The Logic Behind the Math: L'Hopital’s Rule

The most powerful tool in the JEE arsenal for solving limits of the form $0/0$ or $\infty/\infty$ is L'Hopital’s Rule. It states that the limit of a ratio of two functions is equal to the limit of the ratio of their derivatives.$$\lim_{x \to c} \frac{f(x)}{g(x)} = \lim_{x \to c} \frac{f'(x)}{g'(x)}$$

If you still get an indeterminate form, you can apply the rule again!

Step-by-Step Solved Example

Problem: Evaluate $\lim_{x \to 0} \frac{\sin x - x}{x^3}$.

• Step 1: Test for Indeterminacy. Plugging in $x=0$ gives $(\sin 0 - 0) / 0^3 = 0/0$. We can use L'Hopital's.
• Step 2: Differentiate Once.Numerator: $\cos x - 1$. Denominator: $3x^2$.New limit: $\lim_{x \to 0} \frac{\cos x - 1}{3x^2} \to 0/0$ (still indeterminate).
• Step 3: Differentiate Again.Numerator: $-\sin x$. Denominator: $6x$.New limit: $\lim_{x \to 0} \frac{-\sin x}{6x} \to 0/0$ (still indeterminate).
• Step 4: Differentiate a Third Time.Numerator: $-\cos x$. Denominator: $6$.
• Step 5: Evaluate. $\lim_{x \to 0} \frac{-\cos 0}{6} = -1/6$.

Alternative Methods: Taylor Series Expansion

For complex limits, replacing functions with their power series (e.g., $\sin x \approx x - x^3/3!$) is often faster than L'Hopital's. In JEE Advanced, this is the preferred "Expert" method to avoid multiple tedious differentiations.

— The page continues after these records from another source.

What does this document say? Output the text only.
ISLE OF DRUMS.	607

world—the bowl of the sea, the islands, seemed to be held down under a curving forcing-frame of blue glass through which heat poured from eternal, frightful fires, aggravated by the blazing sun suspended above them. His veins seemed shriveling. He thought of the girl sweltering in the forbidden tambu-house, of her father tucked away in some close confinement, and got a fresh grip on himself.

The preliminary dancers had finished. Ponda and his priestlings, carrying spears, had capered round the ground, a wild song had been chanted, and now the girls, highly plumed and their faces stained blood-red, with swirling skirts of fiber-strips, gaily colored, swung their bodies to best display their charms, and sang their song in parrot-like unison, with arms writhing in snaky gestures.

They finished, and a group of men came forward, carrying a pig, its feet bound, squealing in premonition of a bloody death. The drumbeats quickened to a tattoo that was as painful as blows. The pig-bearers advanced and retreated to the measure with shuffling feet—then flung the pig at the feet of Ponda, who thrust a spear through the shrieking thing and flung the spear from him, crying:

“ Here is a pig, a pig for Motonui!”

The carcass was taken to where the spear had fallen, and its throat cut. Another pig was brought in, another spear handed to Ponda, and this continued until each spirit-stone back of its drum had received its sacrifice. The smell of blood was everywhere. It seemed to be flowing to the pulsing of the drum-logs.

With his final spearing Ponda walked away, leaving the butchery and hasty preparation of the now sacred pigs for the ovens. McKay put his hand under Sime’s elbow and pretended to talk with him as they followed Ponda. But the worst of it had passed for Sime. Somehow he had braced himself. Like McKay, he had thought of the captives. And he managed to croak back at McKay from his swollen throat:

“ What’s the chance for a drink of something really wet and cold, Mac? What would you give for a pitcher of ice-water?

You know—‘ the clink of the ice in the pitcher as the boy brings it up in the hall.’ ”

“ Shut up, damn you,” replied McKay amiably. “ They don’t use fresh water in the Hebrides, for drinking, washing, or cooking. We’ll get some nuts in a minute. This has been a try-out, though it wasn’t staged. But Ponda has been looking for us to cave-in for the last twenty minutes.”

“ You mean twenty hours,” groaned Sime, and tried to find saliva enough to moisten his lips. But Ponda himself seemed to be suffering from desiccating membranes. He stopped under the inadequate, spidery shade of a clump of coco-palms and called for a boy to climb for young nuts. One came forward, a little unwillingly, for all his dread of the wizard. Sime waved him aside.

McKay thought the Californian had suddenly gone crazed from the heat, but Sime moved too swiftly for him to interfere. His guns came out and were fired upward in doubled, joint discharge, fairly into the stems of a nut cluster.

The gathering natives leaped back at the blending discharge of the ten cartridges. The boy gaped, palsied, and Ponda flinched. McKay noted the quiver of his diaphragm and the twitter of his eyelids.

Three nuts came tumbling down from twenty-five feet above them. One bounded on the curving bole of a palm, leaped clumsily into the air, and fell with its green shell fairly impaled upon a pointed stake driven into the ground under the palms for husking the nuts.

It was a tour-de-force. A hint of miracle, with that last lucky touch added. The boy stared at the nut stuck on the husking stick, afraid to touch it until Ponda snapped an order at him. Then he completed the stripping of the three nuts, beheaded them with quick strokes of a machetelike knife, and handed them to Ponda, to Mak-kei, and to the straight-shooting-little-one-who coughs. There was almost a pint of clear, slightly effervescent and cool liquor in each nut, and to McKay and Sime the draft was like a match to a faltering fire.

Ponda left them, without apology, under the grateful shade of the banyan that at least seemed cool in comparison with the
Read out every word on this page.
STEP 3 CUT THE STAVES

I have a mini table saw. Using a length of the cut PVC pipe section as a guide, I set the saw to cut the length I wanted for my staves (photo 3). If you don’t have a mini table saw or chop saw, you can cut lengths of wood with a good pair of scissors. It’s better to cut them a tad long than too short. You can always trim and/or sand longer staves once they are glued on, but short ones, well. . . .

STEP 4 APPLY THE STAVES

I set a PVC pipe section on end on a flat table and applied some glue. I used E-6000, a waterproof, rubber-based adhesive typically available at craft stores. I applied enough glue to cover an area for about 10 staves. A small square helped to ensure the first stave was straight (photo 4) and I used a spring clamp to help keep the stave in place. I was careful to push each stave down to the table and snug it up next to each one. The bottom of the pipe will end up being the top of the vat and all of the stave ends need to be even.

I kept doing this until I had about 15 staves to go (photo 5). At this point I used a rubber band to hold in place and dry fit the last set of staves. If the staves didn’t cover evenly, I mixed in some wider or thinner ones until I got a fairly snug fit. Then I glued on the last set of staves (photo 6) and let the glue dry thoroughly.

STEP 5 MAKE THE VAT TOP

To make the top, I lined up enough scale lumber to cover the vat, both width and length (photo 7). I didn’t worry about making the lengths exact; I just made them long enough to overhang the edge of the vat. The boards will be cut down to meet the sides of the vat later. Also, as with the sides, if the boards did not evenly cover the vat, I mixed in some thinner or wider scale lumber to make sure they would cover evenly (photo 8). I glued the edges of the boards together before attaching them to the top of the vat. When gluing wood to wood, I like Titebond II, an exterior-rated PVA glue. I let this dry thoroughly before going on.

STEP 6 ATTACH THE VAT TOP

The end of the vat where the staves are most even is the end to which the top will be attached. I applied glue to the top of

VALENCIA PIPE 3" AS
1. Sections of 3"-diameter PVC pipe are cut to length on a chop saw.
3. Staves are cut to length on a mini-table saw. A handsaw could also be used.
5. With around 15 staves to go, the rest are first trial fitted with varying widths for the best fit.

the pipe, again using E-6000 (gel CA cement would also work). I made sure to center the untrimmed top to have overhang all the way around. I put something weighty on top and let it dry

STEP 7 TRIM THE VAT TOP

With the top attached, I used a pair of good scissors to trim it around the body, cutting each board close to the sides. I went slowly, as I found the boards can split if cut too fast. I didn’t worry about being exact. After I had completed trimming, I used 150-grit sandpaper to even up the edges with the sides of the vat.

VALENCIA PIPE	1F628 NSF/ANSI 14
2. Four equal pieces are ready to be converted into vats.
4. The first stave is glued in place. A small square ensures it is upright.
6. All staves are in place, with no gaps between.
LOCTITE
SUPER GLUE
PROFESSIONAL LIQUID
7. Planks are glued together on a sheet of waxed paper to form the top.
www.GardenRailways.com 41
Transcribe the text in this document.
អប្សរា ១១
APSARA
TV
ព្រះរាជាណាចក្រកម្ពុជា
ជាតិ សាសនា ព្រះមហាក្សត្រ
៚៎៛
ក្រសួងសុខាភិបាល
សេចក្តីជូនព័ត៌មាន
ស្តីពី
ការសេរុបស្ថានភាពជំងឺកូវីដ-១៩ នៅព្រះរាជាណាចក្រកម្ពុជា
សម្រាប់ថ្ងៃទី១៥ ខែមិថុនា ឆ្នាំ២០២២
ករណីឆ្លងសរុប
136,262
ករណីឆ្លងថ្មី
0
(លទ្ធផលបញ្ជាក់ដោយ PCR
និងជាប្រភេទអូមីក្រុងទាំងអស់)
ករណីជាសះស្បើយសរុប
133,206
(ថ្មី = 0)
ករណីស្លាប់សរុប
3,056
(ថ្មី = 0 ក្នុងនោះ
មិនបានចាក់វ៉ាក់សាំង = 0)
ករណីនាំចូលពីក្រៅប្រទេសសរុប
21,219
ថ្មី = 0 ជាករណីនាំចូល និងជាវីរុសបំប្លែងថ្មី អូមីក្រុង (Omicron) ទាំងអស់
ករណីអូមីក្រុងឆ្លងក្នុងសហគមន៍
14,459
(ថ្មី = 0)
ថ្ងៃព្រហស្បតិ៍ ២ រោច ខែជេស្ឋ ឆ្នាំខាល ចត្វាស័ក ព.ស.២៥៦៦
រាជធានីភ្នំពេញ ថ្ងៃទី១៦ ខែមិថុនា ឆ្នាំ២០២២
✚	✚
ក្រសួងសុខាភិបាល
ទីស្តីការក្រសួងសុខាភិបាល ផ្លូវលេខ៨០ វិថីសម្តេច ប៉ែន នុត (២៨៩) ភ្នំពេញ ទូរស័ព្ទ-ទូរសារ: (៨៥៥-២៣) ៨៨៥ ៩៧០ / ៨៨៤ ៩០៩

Exam Trap Alert: The Product/Quotient Confusion

L'Hopital's Rule says to differentiate the numerator and denominator separately.

JEE Trap: Students often accidentally apply the Quotient Rule ($v u' - u v' / v^2$) when using L'Hopital's. This is a fatal error. Treat the top and bottom as two independent functions.

Practice Problem (JEE Main)

Question: Evaluate $\lim_{x \to \infty} (1 + 1/x)^x$.Hint: This is the $1^{\infty}$ form. Let $y = (1 + 1/x)^x$, take $\ln$ of both sides, and solve for $\ln y$.